There’s someone inside, sitting in her kitchen. It gives her a terrible shock. Then she recognizes Erica and she can’t breathe.
‘Get out!’ she hisses when she gets enough air in her lungs, clasping the wailing baby to her chest. ‘Get out or I’ll call the police!’
‘Honestly, Stephanie. Calm down,’ Erica says, standing up and walking towards her, sounding perfectly reasonable. ‘I’m not going to hurt you.’
‘You broke into my house!’
‘No, I didn’t, the door was open. You should be more careful.’
For a moment, Stephanie is confused. She might have left the door open; she doesn’t remember. But she does know this woman has no business being in her house, even if she did leave the door open. ‘I know who you are,’ she says.
Erica nods. ‘Good. I wasn’t sure you would. I don’t know how much Patrick has told you.’
‘You were in here before – you stole my bag!’
Erica’s eyebrows go up. ‘I did not.
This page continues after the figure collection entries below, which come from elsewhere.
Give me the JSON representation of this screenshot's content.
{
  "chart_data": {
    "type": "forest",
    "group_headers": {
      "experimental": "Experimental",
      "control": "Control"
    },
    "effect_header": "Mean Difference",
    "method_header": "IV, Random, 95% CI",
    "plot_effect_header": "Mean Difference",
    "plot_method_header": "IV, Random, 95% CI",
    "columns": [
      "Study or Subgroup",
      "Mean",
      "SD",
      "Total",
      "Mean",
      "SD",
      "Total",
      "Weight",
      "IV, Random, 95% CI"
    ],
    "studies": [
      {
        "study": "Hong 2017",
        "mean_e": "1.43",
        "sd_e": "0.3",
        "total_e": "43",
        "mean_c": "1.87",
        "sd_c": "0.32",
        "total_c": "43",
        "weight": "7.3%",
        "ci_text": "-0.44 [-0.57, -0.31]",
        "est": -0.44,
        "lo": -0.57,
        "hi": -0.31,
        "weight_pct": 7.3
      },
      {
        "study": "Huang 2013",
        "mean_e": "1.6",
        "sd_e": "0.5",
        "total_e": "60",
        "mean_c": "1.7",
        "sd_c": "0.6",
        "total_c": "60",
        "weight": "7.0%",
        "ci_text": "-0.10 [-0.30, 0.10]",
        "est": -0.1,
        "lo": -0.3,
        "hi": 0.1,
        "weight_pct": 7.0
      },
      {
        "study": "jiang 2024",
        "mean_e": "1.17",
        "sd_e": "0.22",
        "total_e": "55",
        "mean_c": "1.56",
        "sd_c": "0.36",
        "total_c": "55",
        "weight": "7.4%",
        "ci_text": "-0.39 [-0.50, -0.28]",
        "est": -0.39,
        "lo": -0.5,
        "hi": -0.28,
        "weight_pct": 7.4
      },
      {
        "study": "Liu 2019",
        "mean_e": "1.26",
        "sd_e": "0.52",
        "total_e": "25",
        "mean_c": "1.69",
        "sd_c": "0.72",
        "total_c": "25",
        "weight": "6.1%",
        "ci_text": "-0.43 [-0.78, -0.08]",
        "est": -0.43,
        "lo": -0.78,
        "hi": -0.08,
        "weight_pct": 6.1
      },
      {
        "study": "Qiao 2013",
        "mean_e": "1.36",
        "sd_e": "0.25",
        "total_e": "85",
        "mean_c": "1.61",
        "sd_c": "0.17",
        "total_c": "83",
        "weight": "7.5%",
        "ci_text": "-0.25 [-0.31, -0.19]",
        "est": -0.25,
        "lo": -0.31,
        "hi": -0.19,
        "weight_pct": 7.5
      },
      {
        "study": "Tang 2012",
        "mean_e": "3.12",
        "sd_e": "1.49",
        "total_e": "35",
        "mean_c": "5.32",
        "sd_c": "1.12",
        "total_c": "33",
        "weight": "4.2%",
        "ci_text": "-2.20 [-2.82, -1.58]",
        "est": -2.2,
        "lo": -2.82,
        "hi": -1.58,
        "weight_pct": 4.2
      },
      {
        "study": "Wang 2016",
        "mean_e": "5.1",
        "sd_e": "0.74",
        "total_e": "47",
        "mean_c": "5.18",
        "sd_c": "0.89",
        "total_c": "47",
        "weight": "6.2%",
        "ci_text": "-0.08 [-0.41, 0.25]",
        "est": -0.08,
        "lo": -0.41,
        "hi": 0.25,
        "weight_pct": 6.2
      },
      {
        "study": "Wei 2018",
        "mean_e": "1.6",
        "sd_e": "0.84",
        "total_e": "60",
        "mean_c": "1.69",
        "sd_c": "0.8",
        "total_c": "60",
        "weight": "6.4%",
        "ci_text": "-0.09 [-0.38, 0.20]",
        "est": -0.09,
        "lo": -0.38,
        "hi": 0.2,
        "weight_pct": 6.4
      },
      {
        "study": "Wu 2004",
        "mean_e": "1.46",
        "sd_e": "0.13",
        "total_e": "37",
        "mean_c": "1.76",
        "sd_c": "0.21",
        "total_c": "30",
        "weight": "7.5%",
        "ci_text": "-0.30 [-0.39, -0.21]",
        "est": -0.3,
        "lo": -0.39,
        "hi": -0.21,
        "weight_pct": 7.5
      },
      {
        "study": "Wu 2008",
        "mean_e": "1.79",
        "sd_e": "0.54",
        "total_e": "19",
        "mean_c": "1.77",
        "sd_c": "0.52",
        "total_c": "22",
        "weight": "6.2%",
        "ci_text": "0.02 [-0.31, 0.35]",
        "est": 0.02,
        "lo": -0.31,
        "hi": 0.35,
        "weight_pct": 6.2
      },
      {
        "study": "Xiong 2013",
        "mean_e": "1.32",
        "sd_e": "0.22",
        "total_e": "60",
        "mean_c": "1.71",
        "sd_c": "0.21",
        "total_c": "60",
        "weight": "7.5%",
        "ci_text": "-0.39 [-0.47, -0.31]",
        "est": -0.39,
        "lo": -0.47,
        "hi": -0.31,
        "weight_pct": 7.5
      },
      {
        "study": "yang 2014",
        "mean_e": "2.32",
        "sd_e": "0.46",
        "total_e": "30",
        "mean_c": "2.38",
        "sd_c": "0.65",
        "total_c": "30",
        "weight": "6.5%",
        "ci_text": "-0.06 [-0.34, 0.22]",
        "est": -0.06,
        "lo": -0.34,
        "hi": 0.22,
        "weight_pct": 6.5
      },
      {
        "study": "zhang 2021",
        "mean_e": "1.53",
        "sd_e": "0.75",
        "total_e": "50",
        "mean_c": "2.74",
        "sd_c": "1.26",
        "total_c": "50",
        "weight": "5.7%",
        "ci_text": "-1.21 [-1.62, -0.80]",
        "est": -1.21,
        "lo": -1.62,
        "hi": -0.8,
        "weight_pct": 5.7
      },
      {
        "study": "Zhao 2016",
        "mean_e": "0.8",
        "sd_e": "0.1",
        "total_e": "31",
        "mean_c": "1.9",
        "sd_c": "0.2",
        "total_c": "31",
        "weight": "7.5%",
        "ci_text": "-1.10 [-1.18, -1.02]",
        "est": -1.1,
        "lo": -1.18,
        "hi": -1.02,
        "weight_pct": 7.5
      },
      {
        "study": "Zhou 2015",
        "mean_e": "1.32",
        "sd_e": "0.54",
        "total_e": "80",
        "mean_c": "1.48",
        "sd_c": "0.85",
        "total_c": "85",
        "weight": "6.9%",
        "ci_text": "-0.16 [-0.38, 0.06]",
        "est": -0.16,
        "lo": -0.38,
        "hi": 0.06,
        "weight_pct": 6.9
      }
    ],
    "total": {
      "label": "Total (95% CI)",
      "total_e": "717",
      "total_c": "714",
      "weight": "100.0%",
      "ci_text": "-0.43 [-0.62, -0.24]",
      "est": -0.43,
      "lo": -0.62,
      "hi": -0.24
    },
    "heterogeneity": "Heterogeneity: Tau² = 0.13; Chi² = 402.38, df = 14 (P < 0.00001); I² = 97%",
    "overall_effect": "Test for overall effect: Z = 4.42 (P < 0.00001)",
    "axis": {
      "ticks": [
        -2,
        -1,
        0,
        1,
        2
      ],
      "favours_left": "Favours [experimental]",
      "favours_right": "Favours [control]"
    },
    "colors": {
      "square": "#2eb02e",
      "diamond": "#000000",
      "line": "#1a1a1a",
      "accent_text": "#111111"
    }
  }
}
Why would you think that?’
Stephanie doesn’t believe her. ‘Because Patrick saw it in your living room, through the window.’
‘He was at my apartment?’ Erica says, surprised.
Stephanie doesn’t answer that. ‘You shouldn’t be here,’ she insists.
‘Shouldn’t you bring the other baby in?’ Erica asks.
Stephanie steps back a few paces and looks out the door at Jackie, still buckled into the buggy. She stands in the doorway, not sure what to do. Erica is inside her house; she’s been waiting for her. Should she take the babies and flee? Should she grab her phone from her pocket and try to dial 911?
‘I’m not going to hurt you,’ Erica says again calmly. ‘But there are some things you should know. About your husband.’
Stephanie hesitates. She remembers her earlier decision – this woman knows things about Patrick that she doesn’t. Erica knew him back then, when it happened. She wants to hear what she has to say, even if it might be all lies. She might learn something useful. So far she’s heard everything from Patrick’s perspective. She looks at the woman now leaning against her kitchen doorway as if she might be a friend, dropping by for a visit. Surely she isn’t actually dangerous?
She can’t take the chance. She’s not going to bring her twins into the house with this woman – who knows what she might do behind closed doors?
‘We can talk,’ Stephanie says finally. ‘Outside, on the porch.’ She turns away and buckles Emma back into the buggy at the bottom of the steps. She makes sure each baby has a toy clutched in a little hand and then sits in the chair on the front porch closest to the buggy. Her phone is in her pocket. She’s not really frightened here, where they can be seen; people go up and down this street all day long. But she is distraught.
Erica has come out of the house and seated herself in the other chair. ‘Nice neighbourhood,’ she begins.
Stephanie doesn’t say anything for a moment. She’s trying to gather her scattered thoughts – and her courage. Finally, she turns to Erica and says, ‘I know what you’re doing, and it’s not going to work. We aren’t going to pay you. I thought Patrick made that clear.’
‘Are you absolutely sure about that?’
‘You’re not going to get a dime out of us, much less two hundred thousand dollars.’
Erica gives her an annoyed look. She doesn’t speak for a moment, but then she bites her lip and says, ‘So he’s been telling you what’s going on? I wasn’t sure. He didn’t tell his first wife much.’
Stephanie feels a sense of revulsion overtake her. She says bitterly, ‘How would you know what he told his first wife?’
Erica turns and looks at her. There’s no hatred on her face, no venom in her voice. ‘You know we were lovers?’